Plus d'un an et demi après le dernier Comité interministériel des Outre-mer, Manuel Valls et François Bayrou ont présenté une nouvelle feuille de route ce jeudi 10 juillet pour les territoires ultra-marins. Vie chère, insécurité, refondation de Mayotte ont été abordées pêle-mêle, le tout sans convier les parlementaires, présidents de collectivités et autres élus de ces dits-territoires. Concernant La Réunion, c'est surtout les réflexions autour de de la vie chère qui devraient intéresser la population. Et après un an et demi de travail, peu de nouveautés ressortent de cette présentation.
On apprend notamment qu'un projet de loi contre la vie chère sera présenté en Conseil des ministres d'ici fin juillet, et examiné après la rentrée parlementaire.

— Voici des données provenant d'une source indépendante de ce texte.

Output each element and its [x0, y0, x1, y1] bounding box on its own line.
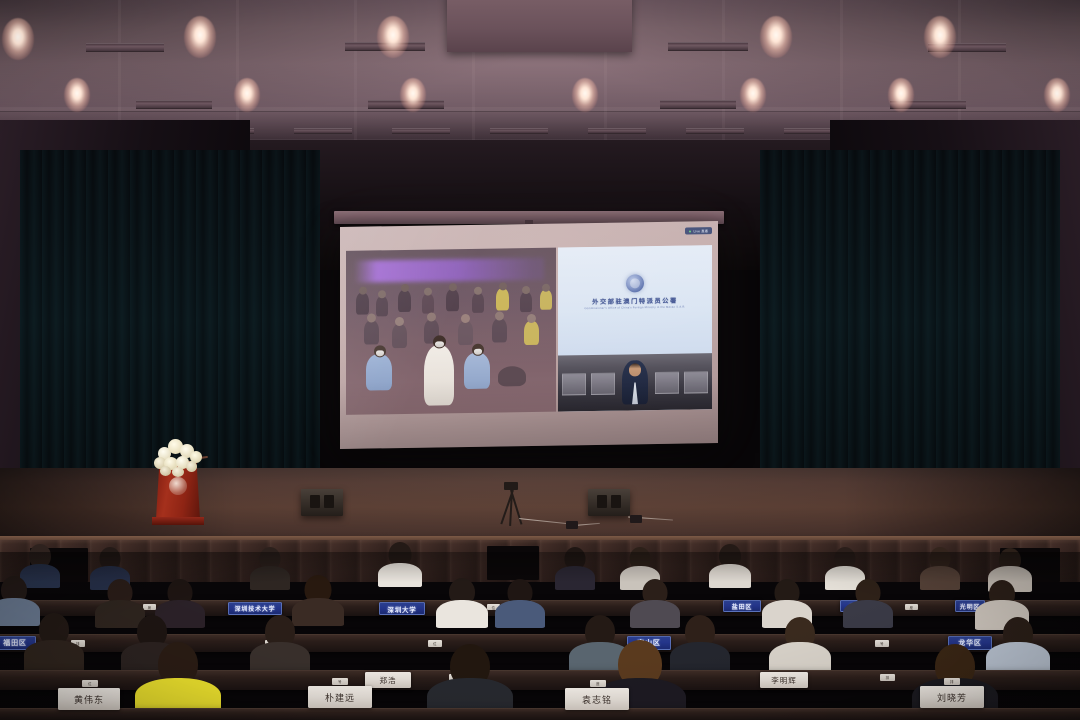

Le contenu de ce projet de loi reste cependant pour le moment flou.
Les seules réelles indications tournent autour d'un plan à "cinq combats prioritaires" : la "concurrence pour casser les situations de monopole et stimuler une vraie compétition économique, la transparence pour garantir une information claire sur les prix, l'exigence pour impliquer tous les acteurs, publics et privés, la renaissance économique pour soutenir les filières locales et la production endogène, et le bon sens pour inscrire les Outre-mer dans leur environnement régional".
Quelles pistes pour appliquer ces mesures ? Surprise, on le saura fin juillet.
Le projet intègrera par ailleurs "plusieurs dispositions issues des propositions de loi adoptées ou déposées à l’Assemblée nationale et au Sénat, portées par la députée Béatrice Bellay, la sénatrice Audrey Bélim, le sénateur Victorin Lurel et la sénatrice et présidente de la délégation parlementaire aux Outre-mer du Sénat, Micheline Jacques", indique le gouvernement. Lesquelles ? Surprise encore une fois.
Le gouvernement qui se gausse d'avoir apporté un "soutien clair à ces textes", ce qui "témoigne de la reconnaissance du travail législatif accompli et de la volonté d’aboutir à un socle législatif partagé, en l’adaptant si nécessaire pour en garantir l’effectivité". En oubliant de préciser, par exemple, que les précédentes demandes de plafonnements de loyer dans les communes ultra-marines étaient restées lettres mortes jusqu'à il y a quelques mois.
On peut aussi citer des décrets pris "dès aujourd'hui" utiles, comme l'affiche obligatoire de la liste des produits BQP+ à l'entrée des magasins…Chose qui se fait déjà à La Réunion. Ou encore la nomination obligatoire d'un président pour l'OPMR local…La Réunion appliquant déjà cette mesure.
Quelques bonnes idées ressortent tout de même, notamment l'élargissement du BQP aux services, ou encore le renforcement des moyens de l'OPMR – à condition qu'il soit écouté -. D'autres propositions, déjà appliquées à La Réunion, ne seront par ailleurs pas de trop pour le reste des Outre-mer.
Bonne nouvelle en tout cas, une fois la loi votée et les différents décrets publiés, une circulaire sera envoyée aux préfets pour le demander de s'assurer de la bonne application de ces derniers. Pour leur rappeler de faire leur travail, donc. Nous voilà rassurés.
Concernant le prochain CIOM qui devrait se tenir avant la fin de l'année, le gouvernement veut placer la lutte contre les violences intrafamiliales, la coopération régionale, l'autonomie alimentaire et l'adaptation au dérèglement climatique au coeur des discussions. Des thématiques abordées depuis des années, avec des avancées plus ou moins efficaces au fil des ans.
Reste désormais à voir si le projet de loi sera à la hauteur des espérances des Ultra-marins, à l'inverse de ce CIOM qui parle beaucoup, pour ne pas dire grand-chose, en tout cas en matière de vie chère.